Вчера Вадим радовался безудержно, заснуть не мог, но сегодня к утру раздумался: а когда ж это золото довезут? Если б его дали на руки маме — уже сегодня утром оно было бы здесь. Будут ли его везти три дня? или неделю? Этим вопросом Вадим и встретил подходящих к нему врачей.
— На днях, конечно на днях, — сказала ему Людмила Афанасьевна.
(Но про себя-то знала она эти дни. Она знала случай, когда другой препарат был назначен московским институтом для рязанского диспансера, но девчёнка на сопроводиловке надписала: „казанскому“, а в министерстве — без министерства тут никак — прочли „казахскому“ и отправили в Алма-Ату.)

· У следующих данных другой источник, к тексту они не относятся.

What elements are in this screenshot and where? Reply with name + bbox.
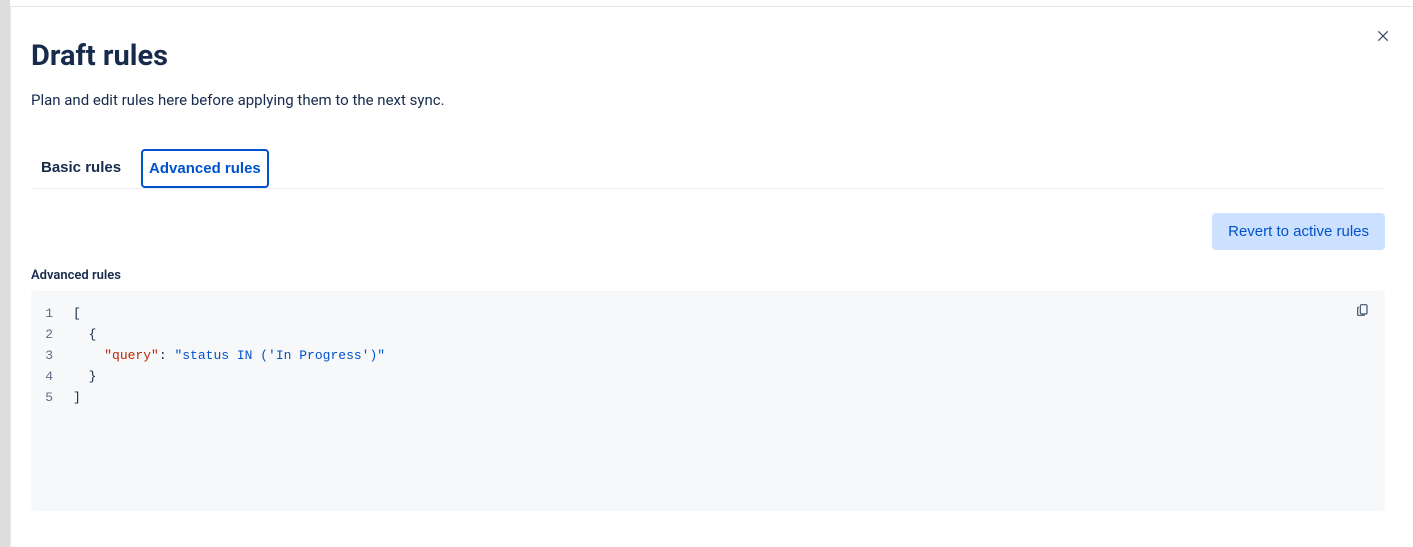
line-number: 3 bbox=[41, 345, 73, 366]
line-content[interactable]: { bbox=[73, 324, 96, 345]
code-line[interactable]: 4 } bbox=[41, 366, 1375, 387]
copy-button[interactable] bbox=[1353, 301, 1373, 321]
code-line[interactable]: 3 "query": "status IN ('In Progress')" bbox=[41, 345, 1375, 366]
line-content[interactable]: [ bbox=[73, 303, 81, 324]
editor-label: Advanced rules bbox=[31, 268, 1385, 283]
tabs: Basic rules Advanced rules bbox=[31, 149, 1385, 189]
code-line[interactable]: 2 { bbox=[41, 324, 1375, 345]
tab-advanced-rules[interactable]: Advanced rules bbox=[141, 149, 269, 188]
line-number: 1 bbox=[41, 303, 73, 324]
line-content[interactable]: ] bbox=[73, 387, 81, 408]
line-number: 5 bbox=[41, 387, 73, 408]
line-content[interactable]: } bbox=[73, 366, 96, 387]
code-editor[interactable]: 1[2 {3 "query": "status IN ('In Progress… bbox=[31, 291, 1385, 511]
backdrop bbox=[0, 0, 10, 547]
revert-button[interactable]: Revert to active rules bbox=[1212, 213, 1385, 250]
tab-basic-rules[interactable]: Basic rules bbox=[31, 149, 131, 188]
close-icon bbox=[1375, 28, 1391, 47]
draft-rules-modal: Draft rules Plan and edit rules here bef… bbox=[10, 6, 1413, 547]
close-button[interactable] bbox=[1371, 25, 1395, 49]
page-subtitle: Plan and edit rules here before applying… bbox=[31, 91, 1385, 109]
actions-row: Revert to active rules bbox=[31, 189, 1385, 268]
page-title: Draft rules bbox=[31, 39, 1385, 73]
line-number: 2 bbox=[41, 324, 73, 345]
line-content[interactable]: "query": "status IN ('In Progress')" bbox=[73, 345, 385, 366]
code-line[interactable]: 1[ bbox=[41, 303, 1375, 324]
line-number: 4 bbox=[41, 366, 73, 387]
code-line[interactable]: 5] bbox=[41, 387, 1375, 408]
code-lines[interactable]: 1[2 {3 "query": "status IN ('In Progress… bbox=[41, 303, 1375, 408]
clipboard-icon bbox=[1355, 302, 1371, 321]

Что может сделать радостное известие с человеком! Те же самые чёрные глаза, такие мрачные последнее время, теперь блистали надеждой, те же самые припухлые губы, уже в непоправимо косой складке, опять выровнялись и помолодели, и весь Вадим, побритый, чистенький, подобранный, вежливый, сиял как именинник, с утра обложенный подарками.
Как мог он так упасть духом, так ослабиться волей последние две недели! Ведь в воле — спасение, в воле — всё! Теперь — гонка! Теперь только одно: чтобы золото быстрей пронеслось свои три тысячи километров, чем свои тридцать сантиметров проползут метастазы! И тогда золото очистит ему пах. Оградит остальное тело. А ногой — ну, ногой бы можно и пожертвовать. Или может быть — какая наука в конце концов может совсем запретить нам веру? — попятно распространяясь, радиоактивное золото излечит и саму ногу?
В этом была справедливость, разумность, чтоб именно он остался жив! А мысль примириться со смертью, дать чёрной пантере себя загрызть — была глупа, вяла, недостойна. Блеском своего таланта он укреплялся в мысли, что — выживет, выживет! Полночи он не спал от распирающего радостного возбуждения, представляя, что может сейчас делаться с тем свинцовым бюксиком, в котором везут ему золото: в багажном ли оно вагоне? или везут его на аэродром? или оно уже на самолёте? Он глазами возносился туда, в три тысячи километров тёмного ночного пространства, и торопил, торопил, и даже ангелов бы кликнул на помощь, если б ангелы существовали.
Сейчас на обходе он с подозрением следил, что будут делать врачи. Они ничего худого не говорили, и даже лицами старались не выражать, но — щупали. Щупали, правда, не только печень, а в разных местах, и обменивались какими-то незначительными советами. Вадим отмеривал, не дольше ли они щупают печень, чем всё остальное.